With Listowel Emmets he won a Kerry Junior Football Championship in 1999 as the team's captain. He won a Kerry Intermediate Football Championship in 2002 after a win over Dingle in the final.

He won four North Kerry Senior Football Championship titles with the club in 1991, as captain, 1997, 1998 and 2004.

With Feale Rangers he lined out in the 1999 Kerry Senior Football Championship final but was on the losing side to East Kerry.

==Underage==

Stack first lined out with the Kerry minor team in 1984. He had little success however as Kerry had a surprise Munster final loss to Tipperary.

He soon joined the county's Under 21 side. His first two seasons saw no success as losses to Clare in 1985 and Cork in 1986.

He was still underage in 1987 and had more success. A replay win over Tipperary saw Stack win a Munster title. His side later qualified for the All-Ireland final after overcoming Galway in the semi-final. They faced Donegal in the final. Like in the Munster final the sides finished level and a replay was needed. The title went to the Ulster champions however after a 1–12 to 2–04 loss.

==Junior==

Stack played with the Kerry junior team for three season between 1988 and 1990. He had little success, as Kerry lost two Munster finals in a row to Cork in 1989 and 1990.

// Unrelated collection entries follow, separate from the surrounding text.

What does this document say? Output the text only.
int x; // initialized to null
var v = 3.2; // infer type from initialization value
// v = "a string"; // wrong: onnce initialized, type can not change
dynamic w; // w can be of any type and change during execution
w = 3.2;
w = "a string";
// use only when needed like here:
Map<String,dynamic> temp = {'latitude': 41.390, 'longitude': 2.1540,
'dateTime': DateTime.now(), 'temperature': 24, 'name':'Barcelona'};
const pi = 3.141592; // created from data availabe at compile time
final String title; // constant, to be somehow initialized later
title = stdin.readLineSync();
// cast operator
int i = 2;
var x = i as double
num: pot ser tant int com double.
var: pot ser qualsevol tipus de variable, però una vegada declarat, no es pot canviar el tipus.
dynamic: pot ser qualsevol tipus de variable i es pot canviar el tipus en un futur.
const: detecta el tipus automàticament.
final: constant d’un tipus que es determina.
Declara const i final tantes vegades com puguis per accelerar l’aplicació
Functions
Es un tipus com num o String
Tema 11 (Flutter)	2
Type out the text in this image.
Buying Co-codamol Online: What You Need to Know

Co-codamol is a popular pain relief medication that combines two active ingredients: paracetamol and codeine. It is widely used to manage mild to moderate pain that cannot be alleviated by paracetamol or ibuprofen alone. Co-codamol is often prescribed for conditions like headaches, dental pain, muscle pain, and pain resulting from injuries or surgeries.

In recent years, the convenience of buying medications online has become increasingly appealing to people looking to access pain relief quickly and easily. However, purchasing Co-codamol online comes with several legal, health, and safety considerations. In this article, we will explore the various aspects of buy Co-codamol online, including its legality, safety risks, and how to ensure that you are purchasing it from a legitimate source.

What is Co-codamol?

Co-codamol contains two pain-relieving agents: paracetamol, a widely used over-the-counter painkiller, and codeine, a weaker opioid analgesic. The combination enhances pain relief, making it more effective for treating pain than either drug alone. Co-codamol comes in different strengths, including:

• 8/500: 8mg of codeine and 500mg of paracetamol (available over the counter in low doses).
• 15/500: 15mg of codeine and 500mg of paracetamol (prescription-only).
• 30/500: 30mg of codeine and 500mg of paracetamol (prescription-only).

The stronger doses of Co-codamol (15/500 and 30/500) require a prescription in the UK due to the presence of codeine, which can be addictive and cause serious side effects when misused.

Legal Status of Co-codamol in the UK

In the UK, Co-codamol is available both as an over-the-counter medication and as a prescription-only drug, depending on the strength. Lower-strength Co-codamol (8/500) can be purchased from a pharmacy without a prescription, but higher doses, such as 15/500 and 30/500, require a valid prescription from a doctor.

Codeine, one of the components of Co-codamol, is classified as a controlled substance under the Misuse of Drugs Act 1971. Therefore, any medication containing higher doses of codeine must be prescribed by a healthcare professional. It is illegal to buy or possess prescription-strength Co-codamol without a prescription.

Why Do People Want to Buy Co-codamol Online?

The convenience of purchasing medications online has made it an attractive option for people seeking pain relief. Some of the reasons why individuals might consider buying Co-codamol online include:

Having lost his place in the senior panel he rejoined the junior team in 1994. He missed out on the side Munster championship final win but returned for the All-Ireland campaign. He lined out in the semi-final win over Dublin, a game where he scored two points. He also scored a point in the All-Ireland final win over Galway.

==Senior==

Stack first joined the Kerry senior team during the 1985/86 National League, where he played in six games. He played in the first round of the Munster championship when Kerry overcame Tipperary. He played no other games during the season but did pick up an All-Ireland medal as a panel member when Kerry beat Tyrone.

He played in all of Kerry's 1986/87 National League campaign. He played no part in the championship.

He returned to the team for the 1989/90 League. He played his first championship game in four seasons when he lined out in the Munster final against Cork. It wasn't a good day for the Kingdom however as they suffered one of their biggest losses to Cork on a 2–23 to 1–11 scoreline.

In 1991 Kerry had a first championship win over Cork since 1986 to book a Munster final with Limerick. The game went to extra-time but Kerry came out on top to give Stack a first Munster medal on the field of play. Kerry later lost out to Down in the All-Ireland semi-final.

Wins over Cork and Limerick saw Stack and Kerry back in the Munster final, where they faced Clare. It looked like a second Munster title was in store, but in one of the all time championship upsets Clare won the title.

Despite playing in the latter half of the 1992/93 National League Stack lost his place on the panel for the championship and would be in the wilderness for the next number of seasons.

He returned during the 1995/96 National League after a few seasons away. He missed out on the Munster championship first round but was back for the semi-final win over Waterford. He later lined out in a first Munster final since 1992 when Kerry faced Cork. In the end Kerry won out 0–14 to 0–11 to give Stack his second Munster medal. Kerry later lost out to Mayo in the All-Ireland semi-final.

Stack missed much of Kerry's National League and championship games in 1997. He played no part in the Munster championship but was back in the team for the All-Ireland semi-final. He was Left Corner Back as Kerry beat Cavan to book a first All-Ireland final since 1986. Where he had been a sub in 1986 he was in the starting 15 for the clash with Mayo. In the end Kerry did enough to take the title and give Stack his second All-Ireland medal and first on the field of play.

He played in all of Kerry's 1997/98 National League games, including the first round clash with Cavan in New York. He later won his third Munster medal after Kerry overcame Tipperary in the final. Kerry's season came to an end when they lost out to Kildare in the All-Ireland semi-final. This was his last championship game with Kerry.